In a bid to stem the flow of fx out of the country, the Angolan government has banned the import of some consumer packaged goods in consumer pack sizes. Executive Decree No. 63/21 establishes new rules meaning some core products must be imported in bulk and packaged in Angola. The ban comes into place on the 17th June 2021.
The decree can be read here (Portuguese). The ban affects pre-packaged imports of the following products:
- Wheat flour
- Corn flour
- Milk powder
- Edible oils
- Animal feed (it is unclear if this also refers to dry pet food)
- Coarse and refined salt
Canned fruit and vegetables, powdered detergents and tomato paste will be banned in pre-packed sizes from Jan 1st 2022 onwards.
The decree also provides exceptions for the import in small packages of rice (1kg-5kg), wheat and corn flour (1kg), beans (1kg), canned fruit and vegetables (less than or equal to 1kg), sugar (1kg), powdered milk (1kg and 2.2kg), cooking oil (1 litre) and salt (less than or equal to 1kg).

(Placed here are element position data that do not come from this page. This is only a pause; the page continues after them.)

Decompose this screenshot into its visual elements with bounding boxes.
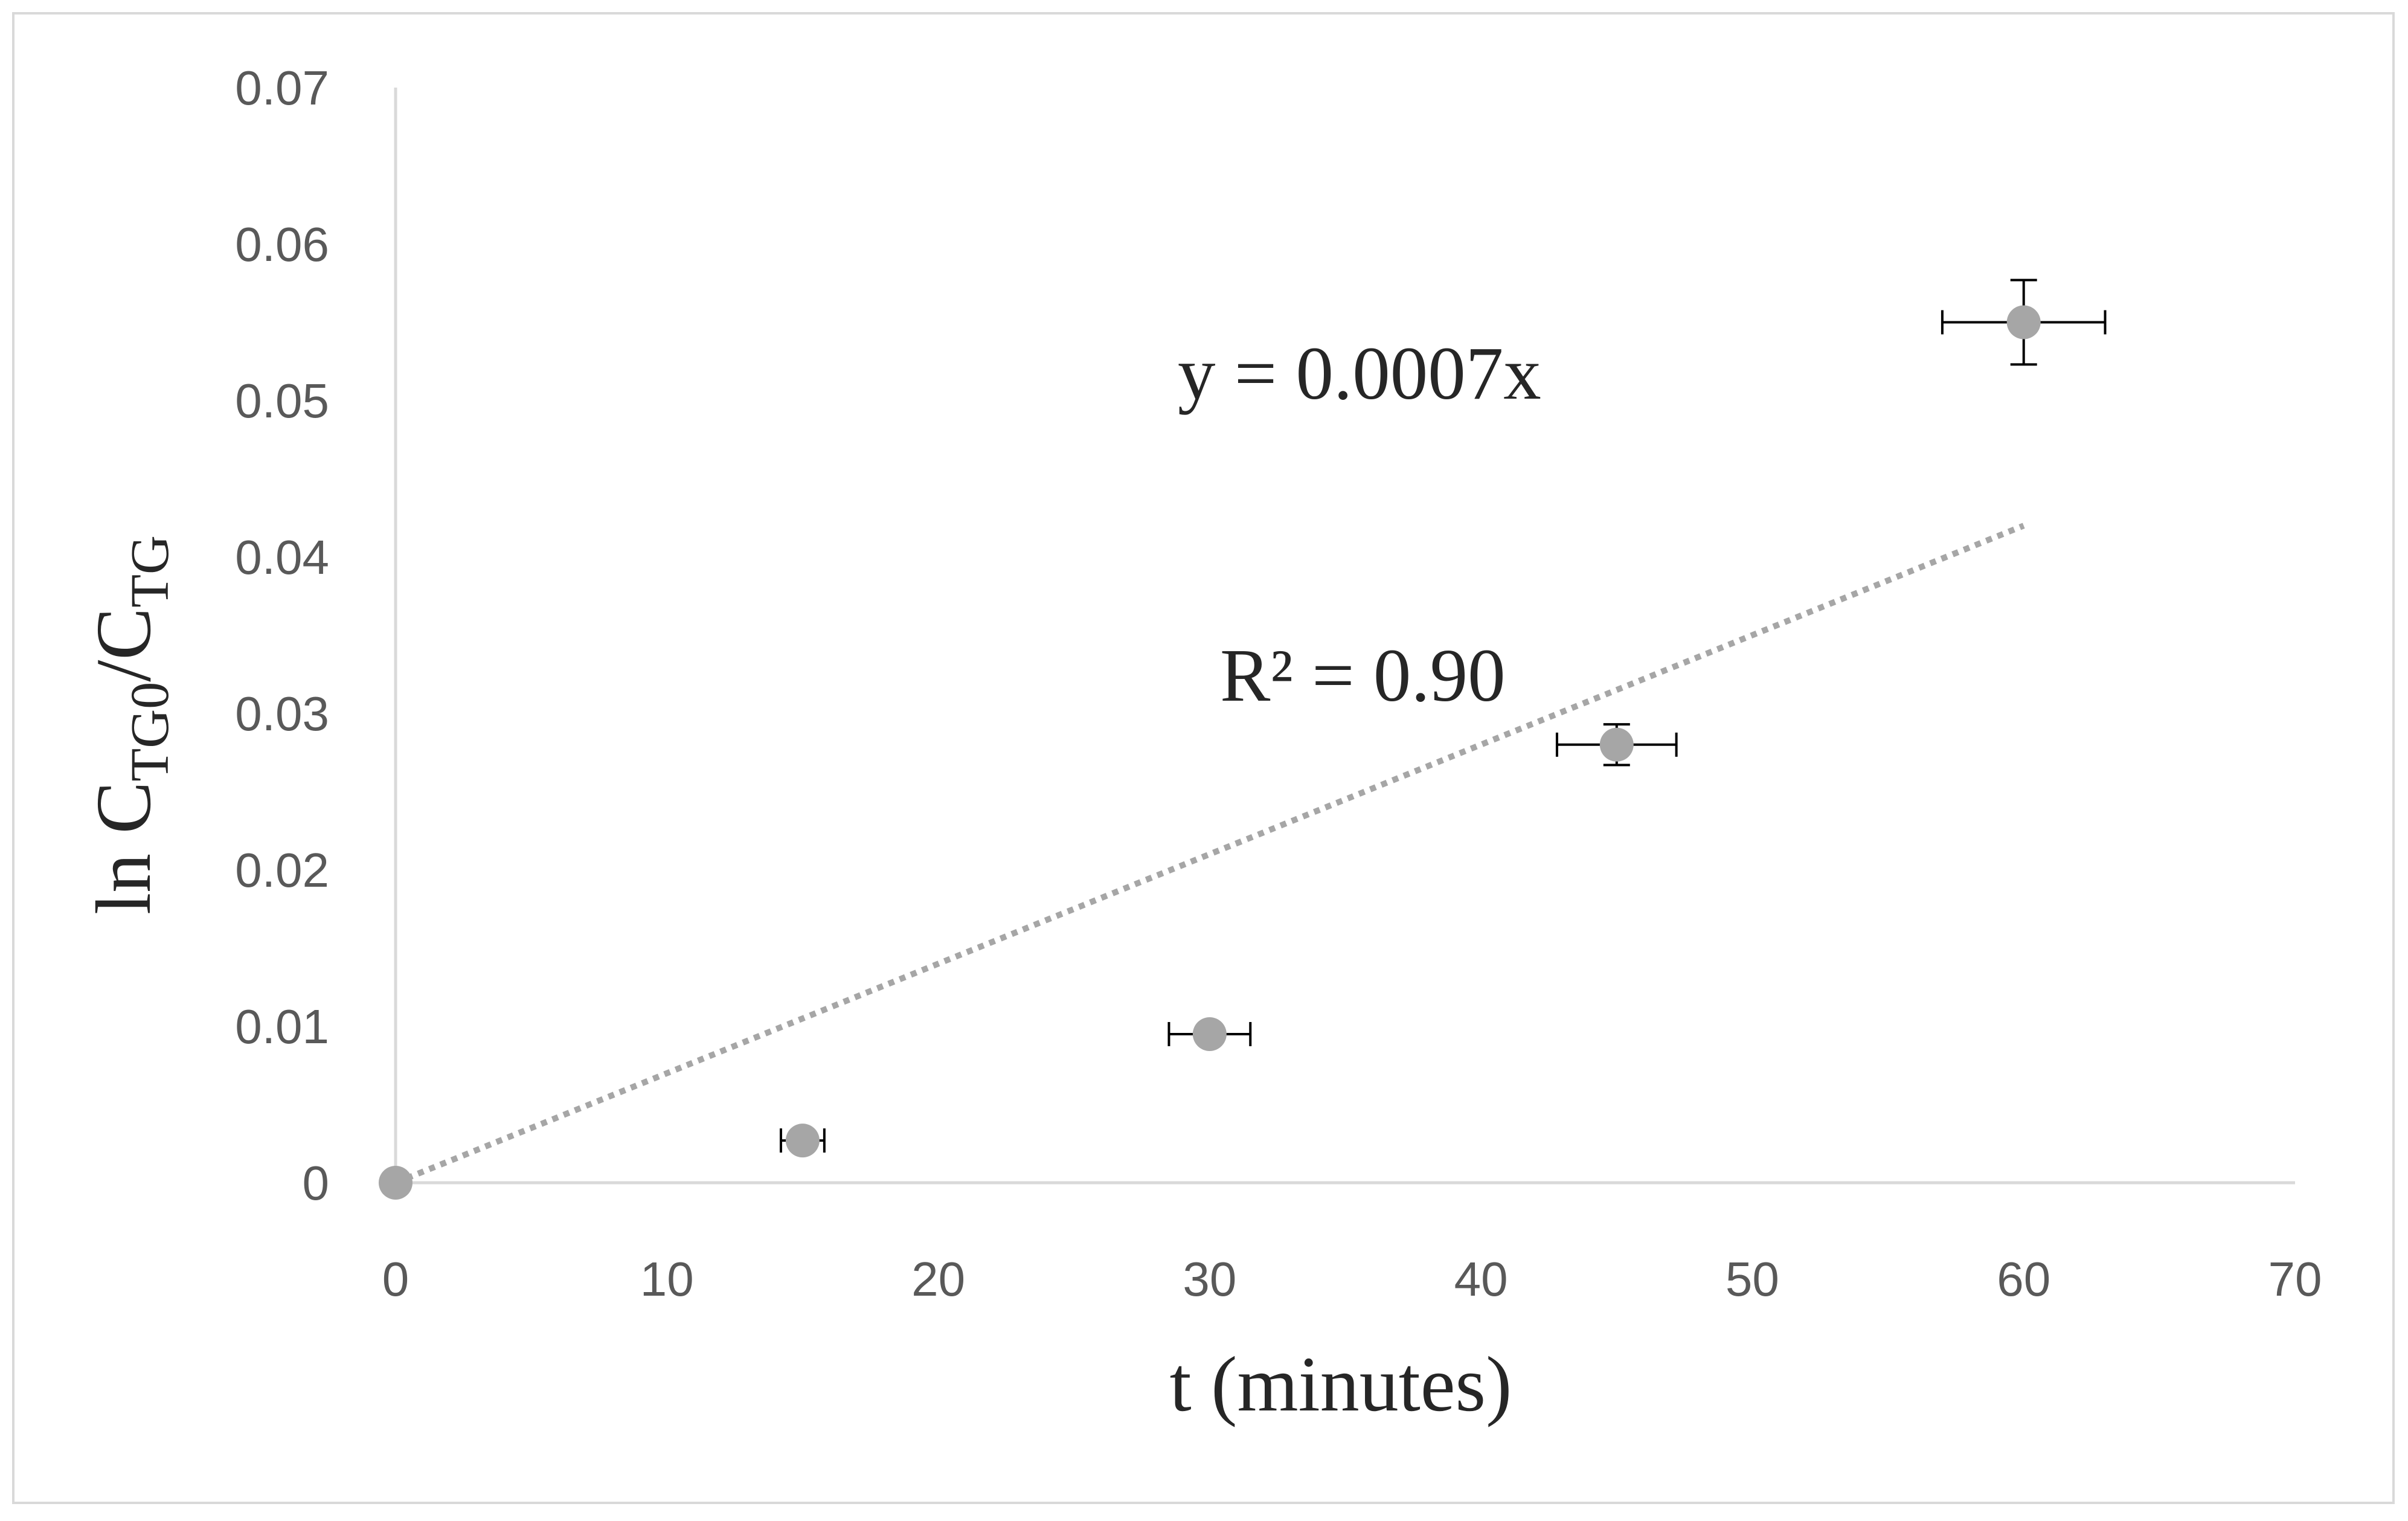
y-axis-title-sub2: TG (120, 535, 180, 608)
data-points (379, 305, 2041, 1200)
data-point (379, 1166, 413, 1200)
x-tick-label: 0 (382, 1252, 409, 1306)
trendline (394, 523, 2025, 1186)
y-axis-title: ln CTG0/CTG (80, 535, 180, 915)
tick-labels: 0 10 20 30 40 50 60 70 0 0.01 0.02 0.03 0.04 0.05 0.06… (235, 61, 2322, 1306)
x-axis-title: t (minutes) (1170, 1341, 1512, 1428)
x-tick-label: 60 (1997, 1252, 2050, 1306)
x-tick-label: 50 (1726, 1252, 1779, 1306)
y-tick-label: 0.06 (235, 217, 329, 271)
y-axis-title-main: ln C (80, 782, 167, 915)
y-tick-label: 0.05 (235, 374, 329, 428)
y-tick-label: 0 (303, 1156, 330, 1210)
y-tick-label: 0.01 (235, 1000, 329, 1053)
data-point (1192, 1017, 1227, 1051)
chart-area (12, 12, 2395, 1504)
y-tick-label: 0.02 (235, 843, 329, 897)
data-point (785, 1124, 820, 1158)
trendline-equation: y = 0.0007x (1178, 332, 1541, 416)
x-tick-label: 40 (1454, 1252, 1508, 1306)
data-point (2006, 305, 2041, 339)
trendline-layer (394, 523, 2025, 1186)
y-tick-label: 0.07 (235, 61, 329, 115)
trendline-r-squared: R² = 0.90 (1220, 634, 1506, 718)
x-tick-label: 10 (640, 1252, 694, 1306)
y-axis-title-mid: /C (80, 608, 167, 682)
axes (394, 88, 2295, 1185)
y-tick-label: 0.04 (235, 530, 329, 584)
x-tick-label: 30 (1183, 1252, 1236, 1306)
x-tick-label: 20 (911, 1252, 965, 1306)
y-axis-title-sub1: TG0 (120, 682, 180, 782)
y-tick-label: 0.03 (235, 687, 329, 741)
x-tick-label: 70 (2268, 1252, 2322, 1306)
data-point (1599, 727, 1634, 762)
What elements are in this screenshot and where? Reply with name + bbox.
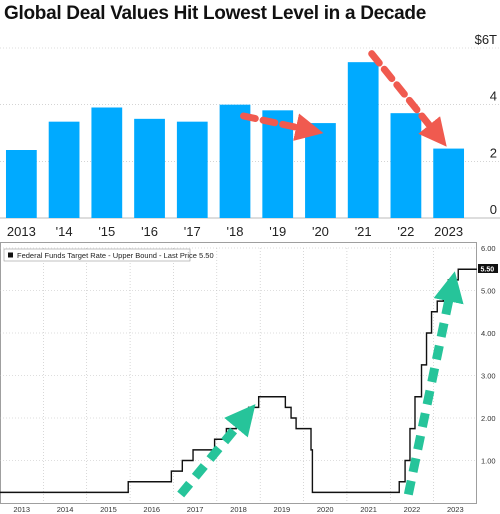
x-tick-label: 2016 — [143, 505, 160, 514]
x-tick-label: 2019 — [274, 505, 291, 514]
y-tick-label: 5.00 — [481, 287, 496, 296]
bar — [433, 148, 465, 218]
x-tick-label: 2022 — [404, 505, 421, 514]
plot-frame — [0, 242, 477, 504]
x-tick-label: 2013 — [13, 505, 30, 514]
x-tick-label: 2020 — [317, 505, 334, 514]
rate-line — [0, 268, 477, 494]
y-tick-label: 6.00 — [481, 244, 496, 253]
x-tick-label: '15 — [98, 224, 115, 239]
x-tick-label: '22 — [397, 224, 414, 239]
bar — [48, 121, 80, 218]
x-tick-label: 2023 — [434, 224, 463, 239]
trend-arrow — [177, 404, 256, 498]
bar — [305, 123, 336, 218]
x-tick-label: '16 — [141, 224, 158, 239]
x-tick-label: 2017 — [187, 505, 204, 514]
last-price-label: 5.50 — [481, 267, 495, 274]
y-tick-label: $6T — [475, 32, 497, 47]
x-tick-label: 2014 — [57, 505, 74, 514]
x-tick-label: '18 — [227, 224, 244, 239]
y-tick-label: 2.00 — [481, 414, 496, 423]
y-tick-label: 4.00 — [481, 329, 496, 338]
legend: Federal Funds Target Rate - Upper Bound … — [3, 248, 214, 262]
y-tick-label: 2 — [490, 145, 497, 160]
y-tick-label: 4 — [490, 89, 497, 104]
x-tick-label: '21 — [355, 224, 372, 239]
bar — [347, 62, 379, 218]
y-tick-label: 3.00 — [481, 372, 496, 381]
last-price-badge: 5.50 — [478, 264, 498, 274]
x-tick-label: 2013 — [7, 224, 36, 239]
x-tick-label: 2015 — [100, 505, 117, 514]
bar — [5, 150, 37, 218]
chart-title: Global Deal Values Hit Lowest Level in a… — [4, 3, 427, 24]
legend-swatch — [8, 252, 13, 258]
legend-label: Federal Funds Target Rate - Upper Bound … — [17, 251, 214, 260]
bar — [219, 104, 251, 218]
y-tick-label: 0 — [490, 202, 497, 217]
trend-arrow — [240, 112, 324, 141]
bar — [134, 118, 165, 218]
x-tick-label: 2018 — [230, 505, 247, 514]
x-tick-label: 2023 — [447, 505, 464, 514]
bar — [91, 107, 123, 218]
y-tick-label: 1.00 — [481, 457, 496, 466]
bar — [176, 121, 208, 218]
trend-arrow — [368, 50, 447, 147]
x-tick-label: '20 — [312, 224, 329, 239]
bar — [390, 113, 422, 218]
fed-funds-rate-chart: 1.00 2.00 3.00 4.00 5.00 6.00 2013 2014 2015 201… — [0, 242, 498, 514]
x-tick-label: '14 — [56, 224, 73, 239]
x-tick-label: '19 — [269, 224, 286, 239]
x-tick-label: 2021 — [360, 505, 377, 514]
trend-arrow — [403, 271, 464, 496]
deal-values-bar-chart: 0 2 4 $6T 2013 '14 '15 '16 '17 '18 '19 '20 '21 '22 20… — [0, 32, 500, 239]
x-tick-label: '17 — [184, 224, 201, 239]
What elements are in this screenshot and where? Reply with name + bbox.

The ban will inevitably stimulate co-packing and local manufacturing in Angola. Distributors Trendtype have spoken to in the past 12 months have repeatedly warned that import bans were coming, and have started to increase local production of products such as pasta, margarine, mayonnaise, biscuits and canned food.
The disruption to the value chain, effectively putting the thumb on the scales in favour of Angolan businesses will prove disruptive for the many South African, European, Brazilian and Indian brands looking to build a presence in Angola. It will also disrupt Shoprite, which relies heavily on its South African supply chain to service its Angolan store network.
The move has been prompted by the long term low oil prices, made more acute by the impact in 2020 of a sharp drop in oil prices as oil consumption fell because of the COVID-19 pandemic. We expect to see Nigeria enact more import bans for the same reason – it provides a win-win in that it protects fx, drives some local investment in packing or manufacturing, and also provides considerable opportunities for local entrepreneurs to provide co-packing services.